Le grenier à seum de Médine
Écrit par : @Axaile
À l’occasion de son prochain nouvel album STENTOR, petit plongeon dans le grenier à seum de Médine.
Là-bas, on y découvre plusieurs anecdotes recouvertes par une fine couche de poussière, que l’artiste développe dans son morceau « Grenier à seum » sorti sur son album Médine France en 2022. Nous allons passer un petit coup de chiffon sur 3 d’entre elles et détailler ces histoires afin de dépoussiérer ce grenier.
La prof de compta
Dans Grenier à seum, Médine aborde sa présence dans les livres d’histoire des lycéens, vengeance envers son ancienne professeure de compta qui faisait preuve de mépris à son égard. Mais à quoi fait-il référence ?
Le 17 octobre 1961, Paris fut le théâtre d'une répression sanglante orchestrée par les autorités françaises sous la direction du préfet de police Maurice Papon.
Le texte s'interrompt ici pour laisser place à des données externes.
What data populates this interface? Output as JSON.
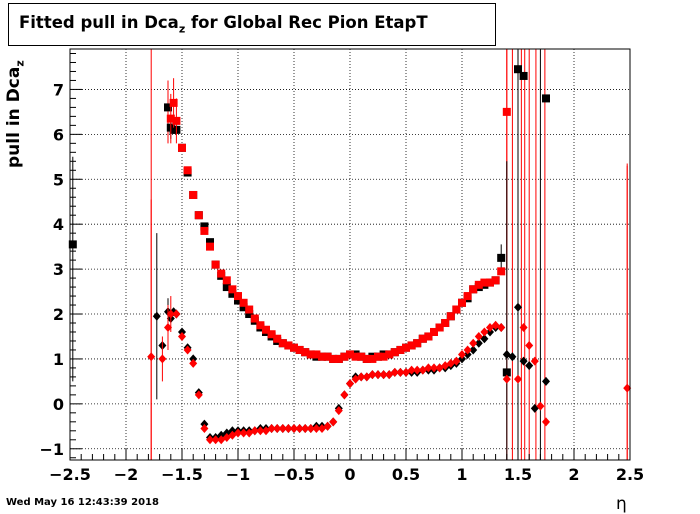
{
  "chart_data": {
    "type": "scatter",
    "title_main": "Fitted pull in Dca",
    "title_sub": "z",
    "title_rest": " for Global Rec Pion EtapT",
    "ylabel_main": "pull in Dca",
    "ylabel_sub": "z",
    "xlabel": "η",
    "xlim": [
      -2.5,
      2.5
    ],
    "ylim": [
      -1.25,
      7.9
    ],
    "grid": true,
    "x_ticks": [
      -2.5,
      -2,
      -1.5,
      -1,
      -0.5,
      0,
      0.5,
      1,
      1.5,
      2,
      2.5
    ],
    "x_tick_labels": [
      "−2.5",
      "−2",
      "−1.5",
      "−1",
      "−0.5",
      "0",
      "0.5",
      "1",
      "1.5",
      "2",
      "2.5"
    ],
    "y_ticks": [
      -1,
      0,
      1,
      2,
      3,
      4,
      5,
      6,
      7
    ],
    "y_tick_labels": [
      "−1",
      "0",
      "1",
      "2",
      "3",
      "4",
      "5",
      "6",
      "7"
    ],
    "series": [
      {
        "marker": "square",
        "color": "#000000",
        "x": [
          -2.475,
          -1.625,
          -1.6,
          -1.575,
          -1.55,
          -1.5,
          -1.45,
          -1.4,
          -1.35,
          -1.3,
          -1.25,
          -1.2,
          -1.15,
          -1.1,
          -1.05,
          -1.0,
          -0.95,
          -0.9,
          -0.85,
          -0.8,
          -0.75,
          -0.7,
          -0.65,
          -0.6,
          -0.55,
          -0.5,
          -0.45,
          -0.4,
          -0.35,
          -0.3,
          -0.25,
          -0.2,
          -0.15,
          -0.1,
          -0.05,
          0.0,
          0.05,
          0.1,
          0.15,
          0.2,
          0.25,
          0.3,
          0.35,
          0.4,
          0.45,
          0.5,
          0.55,
          0.6,
          0.65,
          0.7,
          0.75,
          0.8,
          0.85,
          0.9,
          0.95,
          1.0,
          1.05,
          1.1,
          1.15,
          1.2,
          1.25,
          1.3,
          1.35,
          1.4,
          1.5,
          1.55,
          1.75
        ],
        "y": [
          3.55,
          6.6,
          6.15,
          6.1,
          6.1,
          5.7,
          5.15,
          4.65,
          4.2,
          3.95,
          3.6,
          3.1,
          2.85,
          2.6,
          2.45,
          2.3,
          2.15,
          2.0,
          1.85,
          1.7,
          1.6,
          1.5,
          1.4,
          1.35,
          1.3,
          1.25,
          1.2,
          1.15,
          1.1,
          1.05,
          1.05,
          1.05,
          1.0,
          1.0,
          1.05,
          1.1,
          1.1,
          1.05,
          1.0,
          1.05,
          1.05,
          1.1,
          1.1,
          1.15,
          1.2,
          1.25,
          1.3,
          1.35,
          1.45,
          1.5,
          1.6,
          1.7,
          1.8,
          1.95,
          2.1,
          2.25,
          2.35,
          2.55,
          2.6,
          2.65,
          2.7,
          2.75,
          3.25,
          0.7,
          7.45,
          7.3,
          6.8
        ],
        "err": [
          0,
          0,
          0.25,
          0,
          0,
          0,
          0,
          0,
          0,
          0,
          0,
          0,
          0,
          0,
          0,
          0,
          0,
          0,
          0,
          0,
          0,
          0,
          0,
          0,
          0,
          0,
          0,
          0,
          0,
          0,
          0,
          0,
          0,
          0,
          0,
          0,
          0,
          0,
          0,
          0,
          0,
          0,
          0,
          0,
          0,
          0,
          0,
          0,
          0,
          0,
          0,
          0,
          0,
          0,
          0,
          0,
          0,
          0,
          0,
          0,
          0,
          0,
          0.3,
          0,
          0,
          0,
          0
        ]
      },
      {
        "marker": "square",
        "color": "#ff0000",
        "x": [
          -1.6,
          -1.575,
          -1.55,
          -1.5,
          -1.45,
          -1.4,
          -1.35,
          -1.3,
          -1.25,
          -1.2,
          -1.15,
          -1.1,
          -1.05,
          -1.0,
          -0.95,
          -0.9,
          -0.85,
          -0.8,
          -0.75,
          -0.7,
          -0.65,
          -0.6,
          -0.55,
          -0.5,
          -0.45,
          -0.4,
          -0.35,
          -0.3,
          -0.25,
          -0.2,
          -0.15,
          -0.1,
          -0.05,
          0.0,
          0.05,
          0.1,
          0.15,
          0.2,
          0.25,
          0.3,
          0.35,
          0.4,
          0.45,
          0.5,
          0.55,
          0.6,
          0.65,
          0.7,
          0.75,
          0.8,
          0.85,
          0.9,
          0.95,
          1.0,
          1.05,
          1.1,
          1.15,
          1.2,
          1.25,
          1.3,
          1.35,
          1.4
        ],
        "y": [
          6.35,
          6.7,
          6.3,
          5.7,
          5.2,
          4.65,
          4.2,
          3.85,
          3.5,
          3.1,
          2.9,
          2.75,
          2.55,
          2.4,
          2.25,
          2.1,
          1.9,
          1.75,
          1.65,
          1.55,
          1.45,
          1.35,
          1.3,
          1.25,
          1.2,
          1.15,
          1.1,
          1.1,
          1.05,
          1.05,
          1.0,
          1.0,
          1.05,
          1.1,
          1.05,
          1.05,
          1.0,
          1.0,
          1.05,
          1.05,
          1.1,
          1.15,
          1.2,
          1.25,
          1.3,
          1.35,
          1.45,
          1.5,
          1.6,
          1.7,
          1.8,
          1.95,
          2.1,
          2.25,
          2.4,
          2.55,
          2.65,
          2.7,
          2.7,
          2.75,
          2.95,
          6.5
        ],
        "err": [
          0.55,
          0.55,
          0.5,
          0,
          0,
          0,
          0,
          0,
          0,
          0,
          0,
          0,
          0,
          0,
          0,
          0,
          0,
          0,
          0,
          0,
          0,
          0,
          0,
          0,
          0,
          0,
          0,
          0,
          0,
          0,
          0,
          0,
          0,
          0,
          0,
          0,
          0,
          0,
          0,
          0,
          0,
          0,
          0,
          0,
          0,
          0,
          0,
          0,
          0,
          0,
          0,
          0,
          0,
          0,
          0,
          0,
          0,
          0,
          0,
          0,
          0,
          3.5
        ]
      },
      {
        "marker": "diamond",
        "color": "#000000",
        "x": [
          -1.725,
          -1.675,
          -1.625,
          -1.6,
          -1.575,
          -1.55,
          -1.5,
          -1.45,
          -1.4,
          -1.35,
          -1.3,
          -1.25,
          -1.2,
          -1.15,
          -1.1,
          -1.05,
          -1.0,
          -0.95,
          -0.9,
          -0.85,
          -0.8,
          -0.75,
          -0.7,
          -0.65,
          -0.6,
          -0.55,
          -0.5,
          -0.45,
          -0.4,
          -0.35,
          -0.3,
          -0.25,
          -0.2,
          -0.15,
          -0.1,
          -0.05,
          0.0,
          0.05,
          0.1,
          0.15,
          0.2,
          0.25,
          0.3,
          0.35,
          0.4,
          0.45,
          0.5,
          0.55,
          0.6,
          0.65,
          0.7,
          0.75,
          0.8,
          0.85,
          0.9,
          0.95,
          1.0,
          1.05,
          1.1,
          1.15,
          1.2,
          1.25,
          1.3,
          1.35,
          1.4,
          1.45,
          1.5,
          1.55,
          1.6,
          1.65,
          1.75
        ],
        "y": [
          1.95,
          1.3,
          2.05,
          1.9,
          2.05,
          2.0,
          1.6,
          1.25,
          1.0,
          0.25,
          -0.45,
          -0.75,
          -0.75,
          -0.7,
          -0.65,
          -0.6,
          -0.6,
          -0.6,
          -0.6,
          -0.6,
          -0.55,
          -0.55,
          -0.55,
          -0.55,
          -0.55,
          -0.55,
          -0.55,
          -0.55,
          -0.55,
          -0.55,
          -0.5,
          -0.5,
          -0.5,
          -0.4,
          -0.1,
          0.2,
          0.45,
          0.6,
          0.6,
          0.6,
          0.65,
          0.65,
          0.65,
          0.65,
          0.7,
          0.7,
          0.7,
          0.7,
          0.7,
          0.75,
          0.75,
          0.75,
          0.8,
          0.8,
          0.85,
          0.9,
          1.0,
          1.1,
          1.2,
          1.35,
          1.45,
          1.6,
          1.7,
          1.7,
          1.1,
          1.05,
          2.15,
          0.95,
          0.85,
          -0.1,
          0.5
        ],
        "err": [
          1.85,
          0,
          0.3,
          0,
          0,
          0,
          0,
          0,
          0,
          0,
          0,
          0,
          0,
          0,
          0,
          0,
          0,
          0,
          0,
          0,
          0,
          0,
          0,
          0,
          0,
          0,
          0,
          0,
          0,
          0,
          0,
          0,
          0,
          0,
          0,
          0,
          0,
          0,
          0,
          0,
          0,
          0,
          0,
          0,
          0,
          0,
          0,
          0,
          0,
          0,
          0,
          0,
          0,
          0,
          0,
          0,
          0,
          0,
          0,
          0,
          0,
          0,
          0,
          0,
          4.3,
          0,
          0,
          0,
          0,
          0,
          0
        ]
      },
      {
        "marker": "diamond",
        "color": "#ff0000",
        "x": [
          -1.775,
          -1.675,
          -1.625,
          -1.6,
          -1.55,
          -1.5,
          -1.45,
          -1.4,
          -1.35,
          -1.3,
          -1.25,
          -1.2,
          -1.15,
          -1.1,
          -1.05,
          -1.0,
          -0.95,
          -0.9,
          -0.85,
          -0.8,
          -0.75,
          -0.7,
          -0.65,
          -0.6,
          -0.55,
          -0.5,
          -0.45,
          -0.4,
          -0.35,
          -0.3,
          -0.25,
          -0.2,
          -0.15,
          -0.1,
          -0.05,
          0.0,
          0.05,
          0.1,
          0.15,
          0.2,
          0.25,
          0.3,
          0.35,
          0.4,
          0.45,
          0.5,
          0.55,
          0.6,
          0.65,
          0.7,
          0.75,
          0.8,
          0.85,
          0.9,
          0.95,
          1.0,
          1.05,
          1.1,
          1.15,
          1.2,
          1.25,
          1.3,
          1.35,
          1.4,
          1.5,
          1.55,
          1.6,
          1.65,
          1.7,
          1.75,
          2.475
        ],
        "y": [
          1.05,
          1.0,
          1.7,
          2.0,
          2.0,
          1.5,
          1.2,
          0.9,
          0.2,
          -0.55,
          -0.8,
          -0.8,
          -0.8,
          -0.75,
          -0.7,
          -0.65,
          -0.65,
          -0.65,
          -0.6,
          -0.6,
          -0.6,
          -0.55,
          -0.55,
          -0.55,
          -0.55,
          -0.55,
          -0.55,
          -0.55,
          -0.55,
          -0.55,
          -0.55,
          -0.5,
          -0.4,
          -0.15,
          0.2,
          0.45,
          0.55,
          0.6,
          0.6,
          0.65,
          0.65,
          0.65,
          0.65,
          0.7,
          0.7,
          0.7,
          0.75,
          0.75,
          0.75,
          0.8,
          0.8,
          0.8,
          0.85,
          0.9,
          0.95,
          1.1,
          1.2,
          1.35,
          1.5,
          1.6,
          1.7,
          1.75,
          1.7,
          0.55,
          0.55,
          1.7,
          1.3,
          0.95,
          -0.05,
          -0.4,
          0.35
        ],
        "err": [
          3.5,
          0.5,
          0.5,
          0.4,
          0,
          0,
          0,
          0,
          0,
          0,
          0,
          0,
          0,
          0,
          0,
          0,
          0,
          0,
          0,
          0,
          0,
          0,
          0,
          0,
          0,
          0,
          0,
          0,
          0,
          0,
          0,
          0,
          0,
          0,
          0,
          0,
          0,
          0,
          0,
          0,
          0,
          0,
          0,
          0,
          0,
          0,
          0,
          0,
          0,
          0,
          0,
          0,
          0,
          0,
          0,
          0,
          0,
          0,
          0,
          0,
          0,
          0,
          0,
          0,
          0,
          0,
          0,
          0,
          0,
          0,
          5.0
        ]
      }
    ],
    "vertical_lines": [
      {
        "x": -2.475,
        "color": "#000000",
        "y0": 0.5,
        "y1": 5.5
      },
      {
        "x": -1.775,
        "color": "#ff0000",
        "y0": -1.25,
        "y1": 7.9
      },
      {
        "x": -1.625,
        "color": "#ff0000",
        "y0": 5.8,
        "y1": 7.2
      },
      {
        "x": 1.4,
        "color": "#ff0000",
        "y0": -1.25,
        "y1": 7.9
      },
      {
        "x": 1.45,
        "color": "#ff0000",
        "y0": -1.25,
        "y1": 7.9
      },
      {
        "x": 1.5,
        "color": "#000000",
        "y0": -1.25,
        "y1": 7.9
      },
      {
        "x": 1.53,
        "color": "#ff0000",
        "y0": -1.25,
        "y1": 7.9
      },
      {
        "x": 1.56,
        "color": "#ff0000",
        "y0": -1.25,
        "y1": 7.9
      },
      {
        "x": 1.6,
        "color": "#ff0000",
        "y0": -1.25,
        "y1": 7.9
      },
      {
        "x": 1.66,
        "color": "#ff0000",
        "y0": -1.25,
        "y1": 7.9
      },
      {
        "x": 1.7,
        "color": "#000000",
        "y0": -1.25,
        "y1": 7.9
      },
      {
        "x": 1.74,
        "color": "#ff0000",
        "y0": -1.25,
        "y1": 7.9
      },
      {
        "x": 2.475,
        "color": "#ff0000",
        "y0": -1.25,
        "y1": 5.3
      }
    ]
  },
  "footer": {
    "datestamp": "Wed May 16 12:43:39 2018"
  }
}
Des dizaines de milliers d’Algériens manifestaient pacifiquement contre un couvre-feu qui leur était imposé. Ils réclamaient l'égalité, l'indépendance, et le droit des peuples à disposer d'eux-mêmes. Cette mobilisation pacifique se heurta à une violence extrême : des milliers de manifestants furent arrêtés, torturés, reconduits en Algérie, et des centaines perdirent la vie, tués par la police.
Cet épisode, longtemps occulté dans l'histoire officielle, reste un sujet sensible. Récemment, le 28 mars 2024, l’Assemblée Nationale a voté une résolution demandant la création d’une journée de commémoration et la reconnaissance officielle de ce massacre. Adoptée par 67 voix contre 11 (RN), la résolution demeure toutefois sans suite concrète, l’exécutif refusant d’organiser une commémoration officielle de cette journée, et n’a toujours pas été officiellement reconnue par l’État français comme un "crime d’État".
C'est dans ce contexte de mémoire que Médine a choisi de raconter cet événement à sa manière. Dans son album Table d'écoute, sorti en 2006, il dédie le morceau "17 octobre" à cette nuit tragique. Médine revisite l’histoire pour rendre hommage aux victimes et sensibiliser son public.
Le texte de "17 octobre" a été intégré en janvier 2018 dans les manuels d’histoire des terminales E aux éditions Nathan, dans la section consacrée à la guerre d’Algérie. Une page entière y est dédiée, offrant aux élèves un regard à la fois artistique et engagé sur cet épisode. Le morceau de Médine devient ainsi un outil pédagogique, mêlant art et mémoire.
Le massacre du 17 octobre 1961 reste une question ouverte dans l'histoire de France, et des initiatives comme celles de Médine contribuent à maintenir vivante la mémoire de ce crime d'État, malgré les résistances institutionnelles.
La laiterie de Strasbourg
Dans ce couplet, Médine parle de l’annulation d’un de ses concerts « dans le Grand Est ». En réalité, il s’agissait d’un show prévu le 14 décembre 2018 à Strasbourg, dans la salle de spectacle La Laiterie. L’artiste a annoncé le report de son concert sur Twitter le 12 décembre suite à une pression de l’extrême droite. La raison ?
Un attentat revendiqué par Daesh ayant eu lieu la veille, au marché de Noël de la ville, faisait 5 morts et une dizaine de blessés. C’est sans surprise que les politiques issus du Rassemblement National, faisant un rapprochement entre Médine - connu pour ses prises de positions assumées - et le drame survenu plus tôt, n’ont pas hésité à réagir sur Twitter. Nicolas Bay, Leon-Lin Lacapelle, Nicolas Dupont-Aignan, tous ont demandé l’annulation du concert de Médine, sous prétexte d’ « hommage » et de « décence ».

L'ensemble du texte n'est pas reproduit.